「漬ける」第十一話:「疑惑の道程」

第十一話:「疑惑の道程」

ダビッドソンの運転するレクサスGS450hが、静かにうどん屋へと向かう。車内は重い空気に満ちていた。

「やっぱり、行きたくないな...」トンコが突然口を開く。彼の声はどこか震えているようだった。

天野はその言葉に反応し、昨日のトンコの行動を思い出す。トンコが長時間トイレにこもっていたこと、そしてその間の行動に疑念を抱く。「もしかして、トンコが...?」と心の中で呟いた。

一方、ダビッドソンは、前に話していたアナウンサー犯人説をまだ信じていた。そして、車を運転しながらも、スマートフォンを操作し、ある匿名掲示板の書き込みに目をとめた。
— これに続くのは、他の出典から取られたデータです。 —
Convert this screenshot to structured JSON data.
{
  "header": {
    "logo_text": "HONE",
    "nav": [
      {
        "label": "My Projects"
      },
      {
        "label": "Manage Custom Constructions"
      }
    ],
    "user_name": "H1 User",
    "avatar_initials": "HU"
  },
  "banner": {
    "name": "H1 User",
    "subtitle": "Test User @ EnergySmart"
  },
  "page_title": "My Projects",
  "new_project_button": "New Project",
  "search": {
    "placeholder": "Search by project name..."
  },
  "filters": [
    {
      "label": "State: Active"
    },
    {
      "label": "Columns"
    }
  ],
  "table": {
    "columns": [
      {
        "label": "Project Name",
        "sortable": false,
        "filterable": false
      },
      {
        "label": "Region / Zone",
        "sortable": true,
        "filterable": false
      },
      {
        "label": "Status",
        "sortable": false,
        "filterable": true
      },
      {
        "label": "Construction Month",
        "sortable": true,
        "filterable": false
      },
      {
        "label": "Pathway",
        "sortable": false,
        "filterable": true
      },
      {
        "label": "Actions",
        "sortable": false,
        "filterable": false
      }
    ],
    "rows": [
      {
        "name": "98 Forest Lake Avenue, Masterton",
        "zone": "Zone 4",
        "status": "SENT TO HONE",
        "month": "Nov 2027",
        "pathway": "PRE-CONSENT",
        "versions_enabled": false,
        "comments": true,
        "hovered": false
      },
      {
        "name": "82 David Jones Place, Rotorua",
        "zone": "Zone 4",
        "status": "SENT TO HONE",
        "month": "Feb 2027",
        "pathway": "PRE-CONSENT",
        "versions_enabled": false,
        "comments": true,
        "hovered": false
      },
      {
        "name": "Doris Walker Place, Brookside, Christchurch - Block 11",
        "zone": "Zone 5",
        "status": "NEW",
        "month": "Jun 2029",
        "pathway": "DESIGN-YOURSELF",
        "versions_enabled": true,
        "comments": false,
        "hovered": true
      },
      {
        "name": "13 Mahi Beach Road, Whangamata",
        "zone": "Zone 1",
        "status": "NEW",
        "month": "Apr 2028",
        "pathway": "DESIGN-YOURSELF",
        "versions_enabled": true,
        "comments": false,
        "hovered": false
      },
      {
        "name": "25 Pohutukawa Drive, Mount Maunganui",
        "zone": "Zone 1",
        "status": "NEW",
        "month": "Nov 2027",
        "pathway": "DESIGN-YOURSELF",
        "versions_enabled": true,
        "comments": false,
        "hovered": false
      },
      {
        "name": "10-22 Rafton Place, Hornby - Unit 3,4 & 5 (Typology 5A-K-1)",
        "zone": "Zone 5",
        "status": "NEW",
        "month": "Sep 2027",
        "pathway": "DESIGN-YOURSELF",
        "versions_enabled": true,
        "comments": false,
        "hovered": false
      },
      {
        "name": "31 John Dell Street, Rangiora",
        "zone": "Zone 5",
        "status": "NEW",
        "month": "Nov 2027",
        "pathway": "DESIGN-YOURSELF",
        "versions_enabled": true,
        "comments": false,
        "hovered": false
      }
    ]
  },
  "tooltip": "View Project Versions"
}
「フリーアナウンサーの房州さんって、毎年ラオスで幼女売春しに行ってるよ。」
「西成のうどん屋を殺したのは」

その書き込みを読んだダビッドソンの眉が寄る。房州アナウンサーといえば、家族を持ち、テレビで笑顔を見せるあの人気アナウンサーだ。信じがたい情報に、ダビッドソンは思わずスマホを握る手に力が入る。

「房州さんが、うどん屋の社長を?」ダビッドソンは半信半疑でつぶやく。

車内の空気が一層重くなる中、トンコは窓の外を眺めながら、何かを恐れるように小さく震えていた。天野はそんなトンコを横目で見ながら、ますます彼への疑いを深めていく。

「本当にトイレにいたのか、確かめなきゃ...」天野は心の中で決意する。

ダビッドソンは、房州アナウンサーの件を頭の片隅に置きつつも、今は目の前の殺害現場に向かうしかないとアクセルを踏み込んだ。疑惑と不安が交錯する中、彼らは真相を求めて、西成のうどん屋へと急ぐ。

物語は、真実と嘘、信頼と裏切りの間で揺れ動きながら、新たな展開へと進んでいく。